A new look Square Mile then? In some ways it already is. Retrofit is happening alongside new build, with high-profile tenants including HSBC and Apple taking up refurbished space. Streetscene improvements are underway, visitors are booking out new attractions, and more than two-thirds of City journeys are by bike or on foot.

Guildhall insiders are happy with the plan. It’s “inspired” and “progressive”, according to planning committee chair Shravan Joshi, while for Corporation planning director Gwyn Richards it’s the “most radical City Plan for decades”.

What questions may emerge as the draft goes out for its last consultation stage next month, to be followed by a public inquiry before an independent planning inspector and final sign-off expected in 2025 by who the the Secretary of State is by then?

Perhaps it will be asked if the plan does enough to deal with the Square Mile’s grade B or “secondary” space – those older and less energy-efficient offices which are increasingly hard to let. There are a lot of them – 32 million square feet of space currently not meeting minimum energy efficiency targets, which will become mandatory in 2030, according to analysis for the Corporation. Might conversion to housing, currently rejected as the Guildhall maintains priority for offices, have to be looked at again?

Another question will be the balance, as the Guildhall puts it, between celebrating and protecting local heritage while “re-shaping those parts of the City that have the most potential for growth and regeneration”. The Square Mile contains more than 600 listed buildings and no fewer than 27 conservation areas. But it’s perhaps the City cluster zone itself and the newly-designated Creechurch conservation area are where the debate will focus.

Lying broadly between the Gherkin and Aldgate, with Leadenhall Street to the south, the Creechurch area in many ways epitomises the mix of uses characteristic of the east of the City over centuries. It has a group of characterful 19th Century tea, grain and fruit warehouses at its heart, now converted to office use and even some residential.

There are more recent office blocks too, while the area’s churches, St Botolph-without-Aldgate and St Katherine Cree, date respectively from 1744 and 1631, before the Great Fire of London. Most significantly, the area includes the Grade I listed Bevis Marks synagogue (pictured), the oldest synagogue in continued use in Great Britain, dating from 1701.

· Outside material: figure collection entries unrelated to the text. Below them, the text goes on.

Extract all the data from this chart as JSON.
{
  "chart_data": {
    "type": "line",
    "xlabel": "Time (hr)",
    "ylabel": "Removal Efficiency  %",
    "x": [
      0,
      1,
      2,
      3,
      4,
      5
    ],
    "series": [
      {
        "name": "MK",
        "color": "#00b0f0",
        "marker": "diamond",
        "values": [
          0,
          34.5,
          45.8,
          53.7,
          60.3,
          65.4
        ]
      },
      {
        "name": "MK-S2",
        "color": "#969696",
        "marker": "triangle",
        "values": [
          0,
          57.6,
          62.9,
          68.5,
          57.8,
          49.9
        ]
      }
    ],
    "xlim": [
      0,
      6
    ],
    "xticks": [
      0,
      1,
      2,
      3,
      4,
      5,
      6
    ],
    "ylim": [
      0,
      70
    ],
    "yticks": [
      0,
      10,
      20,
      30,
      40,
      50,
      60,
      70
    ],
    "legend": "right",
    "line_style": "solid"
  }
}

Equally significantly, much of the area, including the synagogue, is firmly, as the Corporation’s conservation area assessment puts it, “in amidst the high-rise modernity” of the City cluster, where building high is encouraged. With plans unveiled last week for a new 43-storey office tower at 31 Bury Street, just 20 metres away from the synagogue, battle lines are being drawn.

The draft plan sets out a requirement for any new building to conserve and enhance the “immediate setting” of the synagogue “without dominating or detracting from its architectural and historic value”. But the setting is tightly defined and does not include the Bury Street site itself.

A previous 49-storey scheme on the site was rejected in 2021 against Guildhall planners’ advice, partly because of its “overbearing and overshadowing impact” on the Bevis Marks courtyard. According to the synagogue, the new scheme will have a similar impact. It wanted more protection written into the plan for what is widely seen as the “single most important historic site for British Jews”, but

However, the corporation rejected that plea. The extent of the immediate setting zone should be a matter for the forthcoming consultation stage, allowing “all interested stakeholders to make representations regarding the policy and evidence base, and for these to be considered holistically,” it said.

There’s a wider contention too, as set out by officers recommending the earlier Bury Street scheme for approval. This argued that the new can enhance the old, that the “juxtaposition of the old City and the ever-changing modern City skyline” is now in itself an “integral and exciting” part of the Square Mile townscape, giving “greater potency, richness and depth to the setting of these historic buildings”.

Where to draw the line is set to be the key argument as the City Plan moves through its final stages.